Let me give you an example in Limerick of the current situation. You’ve made your way into Limerick city. You had your lunch. Next you’re walking from a pharmacy called Roberts Pharmacy, to AIB bank which is about 20 metres away. You’re on the main street of Limerick city. You have one thing to cross, though: a four-lane-wide road called Lower Cecil Street.  There are two lanes of drivers on this road, driving onto O’Connell Street. And your crossing looks like this:

Lower Cecil Street in Limerick, Ireland.
Lower Cecil Street coming onto O’Connell Street. This is Limerick city as a road. Imagine you’re walking form Robert’s Pharmacy on the left to AIB Bank on the right:best of luck to you! Imagine your route if Limerick was instead a footpath. Copyright Google.

The reality of that situation is that you’re using Limerick city, and Limerick city’s core emphasis is on being a road. If you’re driving in your vehicle, you can power on through. If you’re walking “across” Limerick as a road, you only have the speed of your legs to get out of the way of people using the city as a road.

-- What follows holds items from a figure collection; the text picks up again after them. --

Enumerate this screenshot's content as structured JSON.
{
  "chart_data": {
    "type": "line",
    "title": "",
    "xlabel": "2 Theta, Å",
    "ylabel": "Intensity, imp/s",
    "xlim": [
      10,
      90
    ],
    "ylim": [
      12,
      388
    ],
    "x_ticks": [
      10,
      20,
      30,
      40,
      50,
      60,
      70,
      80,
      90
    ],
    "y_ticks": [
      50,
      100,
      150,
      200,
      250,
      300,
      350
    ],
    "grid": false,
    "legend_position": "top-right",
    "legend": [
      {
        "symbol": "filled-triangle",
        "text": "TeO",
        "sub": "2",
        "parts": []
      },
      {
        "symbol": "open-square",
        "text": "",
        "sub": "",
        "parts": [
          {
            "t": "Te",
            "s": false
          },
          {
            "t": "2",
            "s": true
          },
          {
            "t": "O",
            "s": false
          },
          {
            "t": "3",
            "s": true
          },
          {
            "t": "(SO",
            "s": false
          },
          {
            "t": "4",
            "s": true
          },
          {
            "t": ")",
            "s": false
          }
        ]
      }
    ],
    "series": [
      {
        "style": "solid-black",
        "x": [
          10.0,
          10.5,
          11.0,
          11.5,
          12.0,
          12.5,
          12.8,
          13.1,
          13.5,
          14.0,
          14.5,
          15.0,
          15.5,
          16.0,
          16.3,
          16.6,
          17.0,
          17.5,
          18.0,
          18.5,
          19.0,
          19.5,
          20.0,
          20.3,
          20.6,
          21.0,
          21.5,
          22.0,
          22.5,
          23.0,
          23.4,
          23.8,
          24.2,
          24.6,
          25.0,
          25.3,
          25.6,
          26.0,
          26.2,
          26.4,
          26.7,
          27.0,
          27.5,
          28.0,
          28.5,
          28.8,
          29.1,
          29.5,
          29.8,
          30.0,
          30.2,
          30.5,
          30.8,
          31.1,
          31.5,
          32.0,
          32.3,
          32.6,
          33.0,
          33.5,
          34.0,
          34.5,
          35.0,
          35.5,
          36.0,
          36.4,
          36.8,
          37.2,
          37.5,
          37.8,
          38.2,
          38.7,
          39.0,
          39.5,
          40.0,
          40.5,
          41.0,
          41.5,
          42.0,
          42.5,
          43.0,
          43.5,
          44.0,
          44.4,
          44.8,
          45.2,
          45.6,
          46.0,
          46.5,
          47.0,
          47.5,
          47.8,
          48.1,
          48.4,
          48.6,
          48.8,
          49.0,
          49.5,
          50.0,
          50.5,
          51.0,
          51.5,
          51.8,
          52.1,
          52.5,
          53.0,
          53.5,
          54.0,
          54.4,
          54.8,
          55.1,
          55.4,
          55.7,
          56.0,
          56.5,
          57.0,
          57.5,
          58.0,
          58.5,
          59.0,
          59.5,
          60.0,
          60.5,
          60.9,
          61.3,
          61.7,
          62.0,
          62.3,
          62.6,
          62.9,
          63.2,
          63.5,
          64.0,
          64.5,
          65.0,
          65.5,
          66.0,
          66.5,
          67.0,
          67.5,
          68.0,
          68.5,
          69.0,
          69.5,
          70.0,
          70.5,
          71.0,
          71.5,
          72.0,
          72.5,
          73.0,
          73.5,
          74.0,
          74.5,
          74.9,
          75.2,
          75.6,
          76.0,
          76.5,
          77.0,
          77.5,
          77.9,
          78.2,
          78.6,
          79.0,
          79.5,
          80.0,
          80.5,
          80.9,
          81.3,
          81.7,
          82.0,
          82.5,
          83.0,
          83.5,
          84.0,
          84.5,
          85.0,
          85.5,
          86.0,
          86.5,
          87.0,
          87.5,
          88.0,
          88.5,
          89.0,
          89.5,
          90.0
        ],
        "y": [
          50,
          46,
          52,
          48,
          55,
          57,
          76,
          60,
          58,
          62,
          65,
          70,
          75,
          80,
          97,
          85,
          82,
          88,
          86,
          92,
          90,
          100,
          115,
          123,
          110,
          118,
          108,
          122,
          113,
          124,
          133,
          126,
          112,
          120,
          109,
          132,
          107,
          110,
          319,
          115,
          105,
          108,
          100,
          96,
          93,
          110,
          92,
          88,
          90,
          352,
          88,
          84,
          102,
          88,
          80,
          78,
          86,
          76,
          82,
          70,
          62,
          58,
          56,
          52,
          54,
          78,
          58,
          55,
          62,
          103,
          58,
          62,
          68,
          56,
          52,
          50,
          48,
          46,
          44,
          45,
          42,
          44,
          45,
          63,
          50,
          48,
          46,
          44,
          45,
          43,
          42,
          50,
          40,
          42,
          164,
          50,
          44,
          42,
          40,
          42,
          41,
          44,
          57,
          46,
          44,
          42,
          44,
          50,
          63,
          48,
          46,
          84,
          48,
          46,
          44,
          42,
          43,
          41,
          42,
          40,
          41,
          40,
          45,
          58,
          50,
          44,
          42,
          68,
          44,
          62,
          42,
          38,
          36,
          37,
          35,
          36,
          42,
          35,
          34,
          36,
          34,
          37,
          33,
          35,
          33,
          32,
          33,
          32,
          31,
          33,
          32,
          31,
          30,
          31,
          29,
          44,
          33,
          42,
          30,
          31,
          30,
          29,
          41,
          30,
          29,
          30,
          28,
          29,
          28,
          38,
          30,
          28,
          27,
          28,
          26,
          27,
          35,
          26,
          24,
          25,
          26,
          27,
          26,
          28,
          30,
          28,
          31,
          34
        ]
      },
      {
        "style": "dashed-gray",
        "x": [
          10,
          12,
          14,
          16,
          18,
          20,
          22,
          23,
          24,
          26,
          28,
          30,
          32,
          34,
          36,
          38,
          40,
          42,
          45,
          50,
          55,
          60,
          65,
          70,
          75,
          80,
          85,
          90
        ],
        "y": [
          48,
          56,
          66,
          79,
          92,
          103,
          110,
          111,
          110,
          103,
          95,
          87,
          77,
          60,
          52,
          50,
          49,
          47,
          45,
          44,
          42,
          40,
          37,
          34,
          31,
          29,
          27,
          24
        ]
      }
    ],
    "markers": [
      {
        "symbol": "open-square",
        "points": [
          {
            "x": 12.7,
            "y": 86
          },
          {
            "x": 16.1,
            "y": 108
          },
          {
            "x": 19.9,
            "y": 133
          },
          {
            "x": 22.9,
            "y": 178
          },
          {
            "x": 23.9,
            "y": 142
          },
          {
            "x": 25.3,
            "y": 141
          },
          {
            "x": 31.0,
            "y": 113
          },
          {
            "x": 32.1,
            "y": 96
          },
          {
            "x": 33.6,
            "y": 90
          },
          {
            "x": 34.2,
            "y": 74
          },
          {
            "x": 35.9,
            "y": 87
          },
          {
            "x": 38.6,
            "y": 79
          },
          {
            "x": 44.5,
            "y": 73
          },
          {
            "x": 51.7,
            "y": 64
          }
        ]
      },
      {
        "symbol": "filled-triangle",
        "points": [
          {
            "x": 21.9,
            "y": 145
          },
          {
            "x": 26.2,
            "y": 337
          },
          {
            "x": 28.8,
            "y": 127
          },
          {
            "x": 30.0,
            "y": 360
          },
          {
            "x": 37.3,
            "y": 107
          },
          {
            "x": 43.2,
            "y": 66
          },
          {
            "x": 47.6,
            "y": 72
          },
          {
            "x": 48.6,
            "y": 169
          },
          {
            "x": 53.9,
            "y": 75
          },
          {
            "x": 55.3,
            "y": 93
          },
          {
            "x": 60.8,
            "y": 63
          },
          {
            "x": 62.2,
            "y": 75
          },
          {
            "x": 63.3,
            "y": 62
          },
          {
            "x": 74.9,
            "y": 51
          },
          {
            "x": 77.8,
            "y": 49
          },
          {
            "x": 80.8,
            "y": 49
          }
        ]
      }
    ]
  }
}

Our cities in Ireland could be footpaths. We can make them that if we wake up and realise that’s what you want. That’s where you can wander from shop to shop. You can buy your lunch, walk to grab a coffee. On a footpath, you’re not typically open to being fatally injured by vehicles. You’ve got the chance to either walk as fast as you like, or bump into friends and have a chat with them. You don’t need one-way footpaths, or traffic lights, or speed bumps, or flashing lights on a footpath.

You can be human on a footpath. Our cities can be footpaths.